Pour les vendeurs, cela signifie transformer leur relation avec les opérateurs. L'abonnement logiciel crée une logique de mise à jour continue. Il ne s'agit pas seulement de vendre une fonction, mais une voie d'amélioration progressive. Dans un marché sous pression, cette formule peut aussi devenir pertinente sur le plan commercial.
Pour les opérateurs, la question est plus concrète. Nous devons comprendre quelle valeur l’IA peut produire sur les réseaux existants. La capacité, l’emplacement, l’automatisation et la consommation sont des dimensions mesurables. Si les résultats sont confirmés à grande échelle, AI Ran pourrait devenir un élément de routine de la modernisation de la 5G.
Les données de précision de positionnement en sont un exemple. Ericsson rapporte une couverture prévue comprise entre 90 % et 95 % et une précision jusqu'à cinq fois supérieure dans le positionnement des utilisateurs. Cela ouvre des scénarios qui ne se limitent pas à la connectivité traditionnelle. Des services géolocalisés plus précis peuvent affecter les applications industrielles, logistiques, de sécurité et critiques.
Automatisation avancée et IA agentique
Un autre élément pertinent est le Prise en charge de l'IA agentique. Ericsson le relie à l'automatisation avancée des opérations Ran et réseau. Le sujet va au-delà de l’apprentissage automatique appliqué à des fonctions individuelles.

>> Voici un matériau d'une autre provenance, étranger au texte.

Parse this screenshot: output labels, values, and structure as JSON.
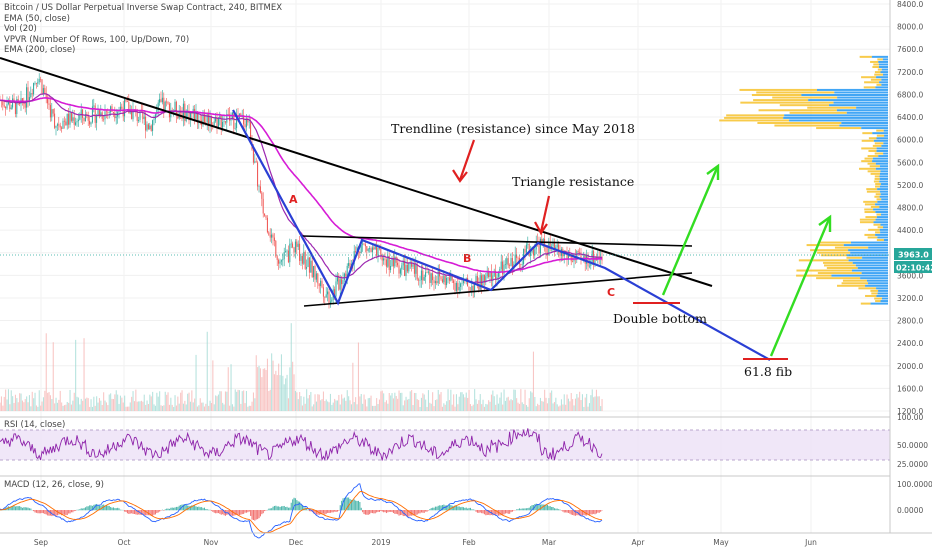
{
  "legend": {
    "title": "Bitcoin / US Dollar Perpetual Inverse Swap Contract, 240, BITMEX",
    "lines": [
      "EMA (50, close)",
      "Vol (20)",
      "VPVR (Number Of Rows, 100, Up/Down, 70)",
      "EMA (200, close)"
    ]
  },
  "panels": {
    "rsi_label": "RSI (14, close)",
    "macd_label": "MACD (12, 26, close, 9)"
  },
  "price_axis": {
    "ticks": [
      "8400.0",
      "8000.0",
      "7600.0",
      "7200.0",
      "6800.0",
      "6400.0",
      "6000.0",
      "5600.0",
      "5200.0",
      "4800.0",
      "4400.0",
      "4000.0",
      "3600.0",
      "3200.0",
      "2800.0",
      "2400.0",
      "2000.0",
      "1600.0",
      "1200.0"
    ],
    "current_price": "3963.0",
    "countdown": "02:10:42"
  },
  "rsi_axis": {
    "ticks": [
      "100.00",
      "50.0000",
      "25.0000"
    ]
  },
  "macd_axis": {
    "ticks": [
      "100.0000",
      "0.0000"
    ]
  },
  "time_axis": {
    "labels": [
      "Sep",
      "Oct",
      "Nov",
      "Dec",
      "2019",
      "Feb",
      "Mar",
      "Apr",
      "May",
      "Jun"
    ]
  },
  "annotations": {
    "trendline": "Trendline (resistance) since May 2018",
    "triangle": "Triangle resistance",
    "double_bottom": "Double bottom",
    "fib": "61.8 fib",
    "wave_a": "A",
    "wave_b": "B",
    "wave_c": "C"
  },
  "colors": {
    "candle_up": "#26a69a",
    "candle_down": "#ef5350",
    "ema50": "#9c27b0",
    "ema200": "#d61cd6",
    "wave": "#2a3fd4",
    "trend": "#000000",
    "green_arrow": "#33dd22",
    "red_arrow": "#e02020",
    "vpvr_up": "#2196f3",
    "vpvr_down": "#f7c22c",
    "rsi_line": "#8e24aa",
    "rsi_band": "#e9dcf5"
  },
  "chart_data": {
    "type": "candlestick",
    "title": "Bitcoin / US Dollar Perpetual Inverse Swap Contract, 240, BITMEX",
    "y_range": [
      1200,
      8400
    ],
    "price_path": [
      {
        "x": "Aug 25",
        "y": 6700
      },
      {
        "x": "Sep 1",
        "y": 6550
      },
      {
        "x": "Sep 5",
        "y": 7150
      },
      {
        "x": "Sep 10",
        "y": 6300
      },
      {
        "x": "Sep 20",
        "y": 6450
      },
      {
        "x": "Oct 1",
        "y": 6580
      },
      {
        "x": "Oct 11",
        "y": 6250
      },
      {
        "x": "Oct 15",
        "y": 6600
      },
      {
        "x": "Nov 1",
        "y": 6350
      },
      {
        "x": "Nov 14",
        "y": 6350
      },
      {
        "x": "Nov 20",
        "y": 4800
      },
      {
        "x": "Nov 25",
        "y": 3850
      },
      {
        "x": "Dec 1",
        "y": 4100
      },
      {
        "x": "Dec 15",
        "y": 3200
      },
      {
        "x": "Dec 24",
        "y": 4150
      },
      {
        "x": "Jan 1",
        "y": 3900
      },
      {
        "x": "Jan 10",
        "y": 3700
      },
      {
        "x": "Feb 1",
        "y": 3400
      },
      {
        "x": "Feb 8",
        "y": 3550
      },
      {
        "x": "Feb 24",
        "y": 4150
      },
      {
        "x": "Mar 10",
        "y": 3850
      },
      {
        "x": "Mar 17",
        "y": 3963
      }
    ],
    "current_price": 3963.0,
    "rsi_range": [
      0,
      100
    ],
    "annotations": [
      "Trendline (resistance) since May 2018",
      "Triangle resistance",
      "Double bottom",
      "61.8 fib",
      "A",
      "B",
      "C"
    ]
  }
}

Il s'agit de systèmes capables d'assister ou d'automatiser des processus complexes, avec des objectifs définis et une capacité d'action.
Mais dans les réseaux mobiles, cette perspective doit coexister avec des contraintes rigoureuses. Ran requiert fiabilité, sécurité et prévisibilité. Chaque décision automatisée peut avoir un impact sur la qualité de service, la continuité et la priorité du trafic. C'est pour cette raison que l'adoption sera progressive et contrôlée.
Un banc d'essai pour la 5G Advanced
AI Ran fonctionne avec Ericsson 5G Advanced sur des plates-formes spécialement conçues et Cloud Ran. Cela place l’offre dans la phase évolutive de la 5G, et non dans un horizon lointain. La 5G Advanced est le terrain sur lequel de nombreux opérateurs préparent des capacités d’automatisation, d’efficacité et de support plus avancées pour les services verticaux.
Le choix de ne pas nécessiter de matériel supplémentaire est central. Il réduit la barrière initiale et permet aux opérateurs d'évaluer les avantages sur les réseaux déjà opérationnels. Dans un contexte d’investissement sélectif, cette fonctionnalité peut accélérer l’adoption.
La question de l’échelle reste ouverte. Les essais indiquent des résultats prometteurs, mais la preuve industrielle sera la diffusion sur de grands réseaux hétérogènes et encombrés. Chaque marché a un spectre, une densité, une topologie et des conditions de trafic différents. La capacité des modèles à s’adapter à cette variété sera déterminante.